I need to know how many combinations are possible from these, if I must select at least one (but can choose more than one) from each table

Question

I have a very simple permutation question that I can't figure out on my own. So, I have

{A, B, C}

and

{D, E, F}

I need to know how many combinations are possible from these, if I must select at least one (but can choose more than one) from each table. For example, it could be (A,D), (AB,D), (ABC,D), (A,DEF), etc. (Note that, (AB,D) would mean the same thing as (BA,D).)

For {A,B} {C,D}, I know it is 9 because I manually wrote all of the possible combinations but I get stuck if its higher than 3,4.

I am trying to figure this out because although I have written code that incorporates all of the combinations I am not sure how many combinations there are. How do you solve this?

The actual tables have:

2 entries, 2 entries, 8 entries, 2 entries, 11 entries respectively. Once I figure out the basics, I will try to apply that on the actual tables.

Answer 1

It looks like you're taking a non-empty subset of each set. If a set has $n$ elements, then the number of subsets equals $\binom n0 + \binom n1 + ... + \binom nn = 2^n$.

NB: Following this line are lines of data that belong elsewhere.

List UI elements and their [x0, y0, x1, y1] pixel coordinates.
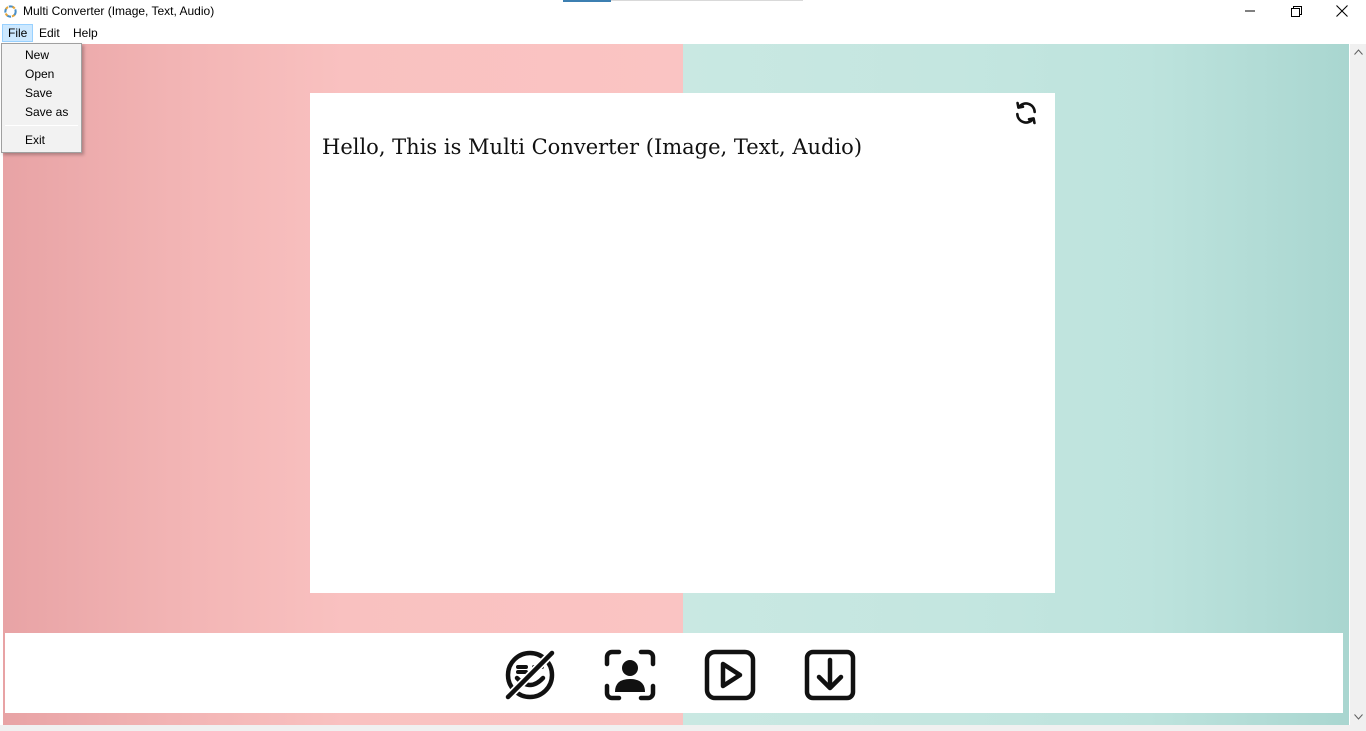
- scroll-up-button[interactable]: [1350, 44, 1366, 60]
- menu-item-save[interactable]: Save: [4, 84, 79, 103]
- main-content: Hello, This is Multi Converter (Image, T…: [3, 44, 1349, 725]
- vertical-scrollbar[interactable]: [1350, 44, 1366, 725]
- menu-bar: File Edit Help: [0, 23, 1366, 43]
- file-dropdown-menu: New Open Save Save as Exit: [1, 43, 82, 153]
- scroll-down-button[interactable]: [1350, 709, 1366, 725]
- app-window: Multi Converter (Image, Text, Audio) Fil…: [0, 0, 1366, 731]
- app-logo-icon: [4, 5, 17, 18]
- chevron-up-icon: [1353, 49, 1363, 55]
- refresh-icon[interactable]: [1013, 100, 1039, 126]
- text-display-panel[interactable]: Hello, This is Multi Converter (Image, T…: [310, 93, 1055, 593]
- menu-item-new[interactable]: New: [4, 46, 79, 65]
- title-accent-bar: [563, 0, 611, 2]
- emoji-convert-button[interactable]: [503, 648, 557, 702]
- menu-help[interactable]: Help: [68, 24, 103, 42]
- menu-item-save-as[interactable]: Save as: [4, 103, 79, 122]
- download-icon: [804, 649, 856, 701]
- panel-text: Hello, This is Multi Converter (Image, T…: [322, 135, 863, 159]
- horizontal-scrollbar: [0, 725, 1366, 731]
- menu-item-exit[interactable]: Exit: [4, 131, 79, 150]
- restore-icon: [1290, 5, 1302, 17]
- minimize-button[interactable]: [1227, 0, 1273, 22]
- download-button[interactable]: [803, 648, 857, 702]
- close-button[interactable]: [1319, 0, 1365, 22]
- restore-button[interactable]: [1273, 0, 1319, 22]
- play-audio-button[interactable]: [703, 648, 757, 702]
- emoji-off-icon: [505, 650, 555, 700]
- menu-item-open[interactable]: Open: [4, 65, 79, 84]
- menu-file[interactable]: File: [2, 24, 34, 42]
- chevron-down-icon: [1353, 714, 1363, 720]
- window-title: Multi Converter (Image, Text, Audio): [23, 4, 215, 18]
- face-scan-button[interactable]: [603, 648, 657, 702]
- title-bar: Multi Converter (Image, Text, Audio): [0, 0, 1366, 23]
- face-scan-icon: [604, 649, 656, 701]
- minimize-icon: [1245, 10, 1255, 12]
- menu-separator: [5, 125, 78, 126]
- close-icon: [1336, 5, 1348, 17]
- title-accent-line: [611, 0, 803, 1]
- play-icon: [704, 649, 756, 701]
- bottom-toolbar: [5, 633, 1343, 713]
- menu-edit[interactable]: Edit: [34, 24, 65, 42]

(If you're not familiar with this formula, consider that each element can be "in" or "out" of the subset. So each element has two options, thus yielding $2^n$ possible subsets.)

But since you don't want the empty set you should subtract $1$ (since $\binom n0 = 1$). So the number of non-empty subsets of a given set with $n$ elements is $2^n - 1$.

Since your sets have, respectively, $2$, $2$, $8$, $2$, and $11$ elements, the total arrangements you're looking for is $(2^2-1)\cdot(2^2-1)\cdot (2^8-1) \cdot (2^{2} - 1) \cdot (2^{11} - 1)$.

If you have sets with $n_1, n_2, n_3,\ldots n_i$ elements, then you would have $$(2^{n_1}-1)\cdot (2^{n_2}-1) \cdots (2^{n_i}-1)$$ combinations.